Thank you for your review and thoughtful questions.

> Seems reasonable to me (though pragma push/pop_macro don't seem strictly
> necessary as Jonathan pointed out).
> 
> Though in theory I guess there's a risk of a performance regression by
> removing an assert in Ryu, if the compiler relies on an assert condition
> to be true in order to safely apply an important optimization.

I understand the concern. In my view:

1. Replacing an unconditional `assert` (which always evaluates the condition at 
runtime) with `__glibcxx_assert` (which is completely removed when 
`_GLIBCXX_ASSERTIONS` is not defined) actually **removes** runtime checks in 
non‑debug builds. This performance benefit likely outweighs any hypothetical 
optimization that the compiler might have derived from the assertion.

2. If we are worried about missing optimization hints, we could consider using 
`__builtin_assume` – that would be more semantically precise. However, that 
would require guarding it with `#ifdef _GLIBCXX_ASSERTIONS` and defining a 
fallback. I personally prefer keeping the current approach with 
`__glibcxx_assert` because it is already used throughout libstdc++ and matches 
the debugging philosophy.

3. If the community later decides that `__glibcxx_assert` should also serve as 
an optimization hint in release mode, they could define it to 
`__builtin_assume` instead of empty when `_GLIBCXX_ASSERTIONS` is **not** 
defined. That would be a separate change, and will automatically be effective 
for this patch as well.

So for this patch, I believe using `__glibcxx_assert` is the right and simple 
solution.

> Just wondering, is there a legit problem/concern with __FILE__ appearing
> in the final library or is it a matter of QoI (which I agree with)?
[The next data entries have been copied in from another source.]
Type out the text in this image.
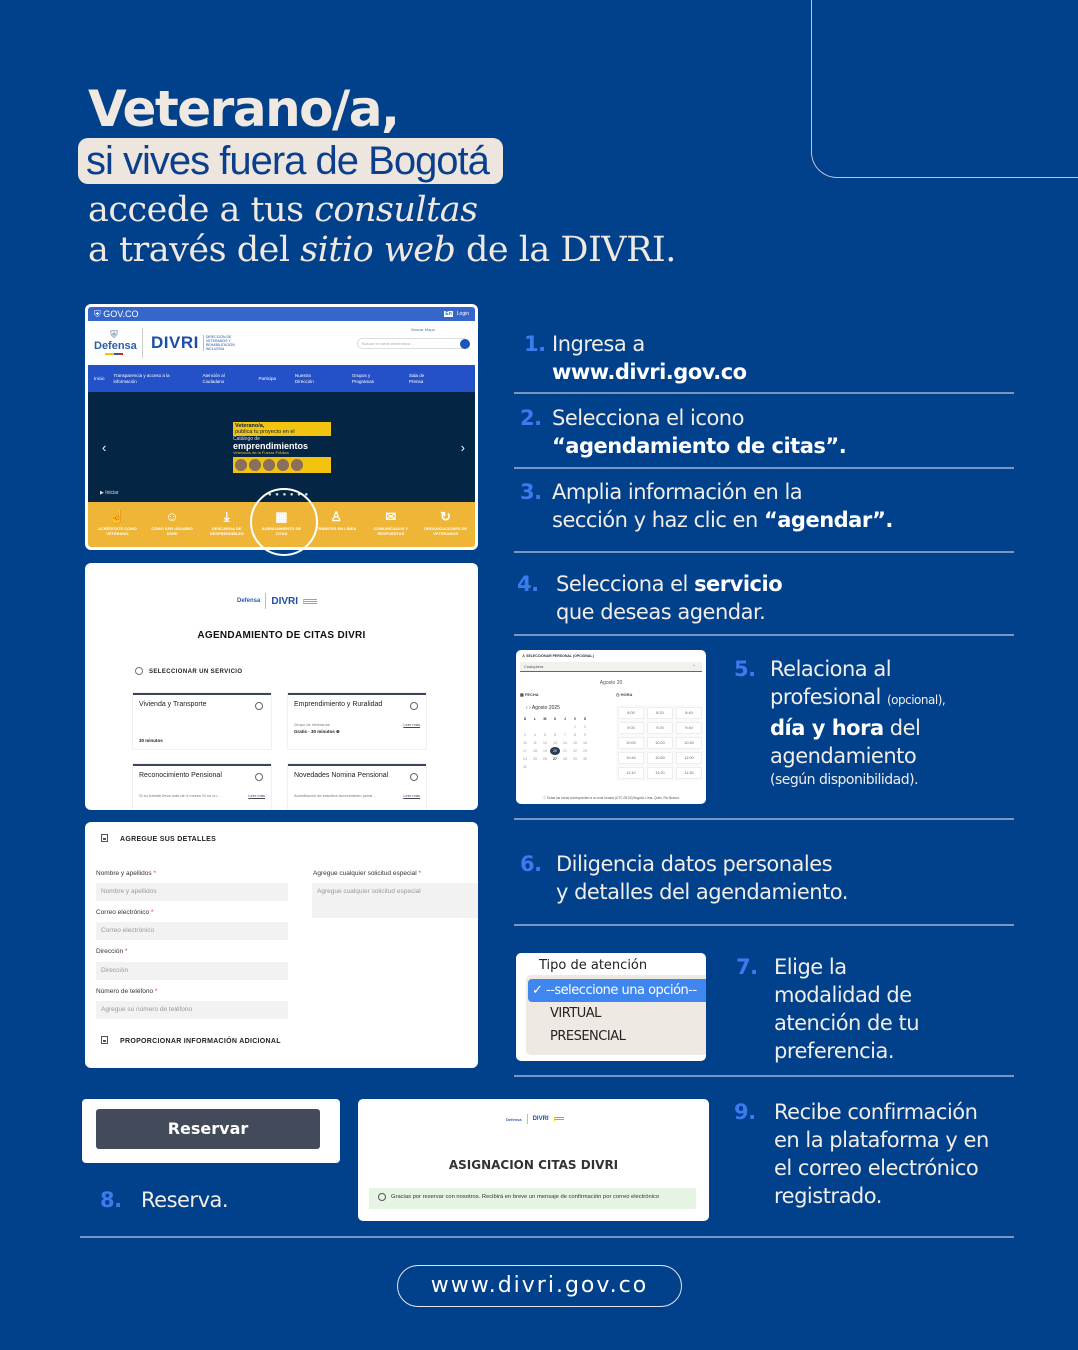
Veterano/a,
si vives fuera de Bogotá
accede a tus consultas
a través del sitio web de la DIVRI.
⛨ GOV.CO	En Login
⛨
Defensa DIVRI	DIRECCIÓN DE VETERANOS Y REHABILITACIÓN INCLUSIVA
Buscar Mapa
Buscar en sede electrónica ...
Inicio
Transparencia y acceso a la información
Atención al Ciudadano
Participa
Nuestra Dirección
Grupos y Programas
Sala de Prensa
‹	›
Veterano/a,
publica tu proyecto en el
Catálogo de
emprendimientos
Veteranos de la Fuerza Pública
▶ Iniciar	● ● ● ● ● ●
☝
ACRÉDITATE COMO VETERANO
☺
CÓMO SER USUARIO DIVRI
⤓
DESCARGA DE DESPRENDIBLES
▦
AGENDAMIENTO DE CITAS
♙
TRÁMITES EN LÍNEA
✉
COMUNICADOS Y RESPUESTAS
↻
ORGANIZACIONES DE VETERANOS
Defensa DIVRI
AGENDAMIENTO DE CITAS DIVRI
SELECCIONAR UN SERVICIO
Vivienda y Transporte
30 minutos
Emprendimiento y Ruralidad
Grupo de Veteranos	Leer más
Gratis · 30 minutos ⊕
Reconocimiento Pensional
Si su trámite lleva más de 4 meses Si no cu...	Leer más
Novedades Nomina Pensional
Acreditación de estudios Acrecimiento pensi...	Leer más
AGREGUE SUS DETALLES
Nombre y apellidos *
Nombre y apellidos
Correo electrónico *
Correo electrónico
Dirección *
Dirección
Número de teléfono *
Agregue su número de teléfono
Agregue cualquier solicitud especial *
Agregue cualquier solicitud especial
PROPORCIONAR INFORMACIÓN ADICIONAL
♙ SELECCIONAR PERSONAL (OPCIONAL)
Cualquiera ⌄
Agosto 20
▦ FECHA
‹ › Agosto 2025
D	L	M	X	J	V	S
					1	2
3	4	5	6	7	8	9
10	11	12	13	14	15	16
17	18	19	20	21	22	23
24	25	26	27	28	29	30
31						
◷ HORA
8:00	8:20	8:40
9:00	9:20	9:40
10:00	10:20	10:30
10:40	10:50	11:00
11:10	11:20	11:30
ⓘ Todas las horas corresponden a la zona horaria (UTC-05:00) Bogotá, Lima, Quito, Rio Branco
Tipo de atención
✓ --seleccione una opción--
VIRTUAL
PRESENCIAL
Reservar	Defensa DIVRI
ASIGNACION CITAS DIVRI
Gracias por reservar con nosotros. Recibirá en breve un mensaje de confirmación por correo electrónico
1. Ingresa a
www.divri.gov.co
2. Selecciona el icono
“agendamiento de citas”.
3. Amplia información en la
sección y haz clic en “agendar”.
4. Selecciona el servicio
que deseas agendar.
5. Relaciona al
profesional (opcional),
día y hora del
agendamiento
(según disponibilidad).
6. Diligencia datos personales
y detalles del agendamiento.
7. Elige la
modalidad de
atención de tu
preferencia.
8. Reserva.
9. Recibe confirmación
en la plataforma y en
el correo electrónico
registrado.
www.divri.gov.co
It is primarily a QoI improvement. The presence of `__FILE__` strings increases 
binary size and may leak internal build paths (which is a minor 
privacy/security concern for some users). Eliminating them makes the library 
cleaner, but there is no functional correctness issue. BTW, I think the removal 
of runtime checks will improve perfomance slightly.

Again, thank you for your time and feedback.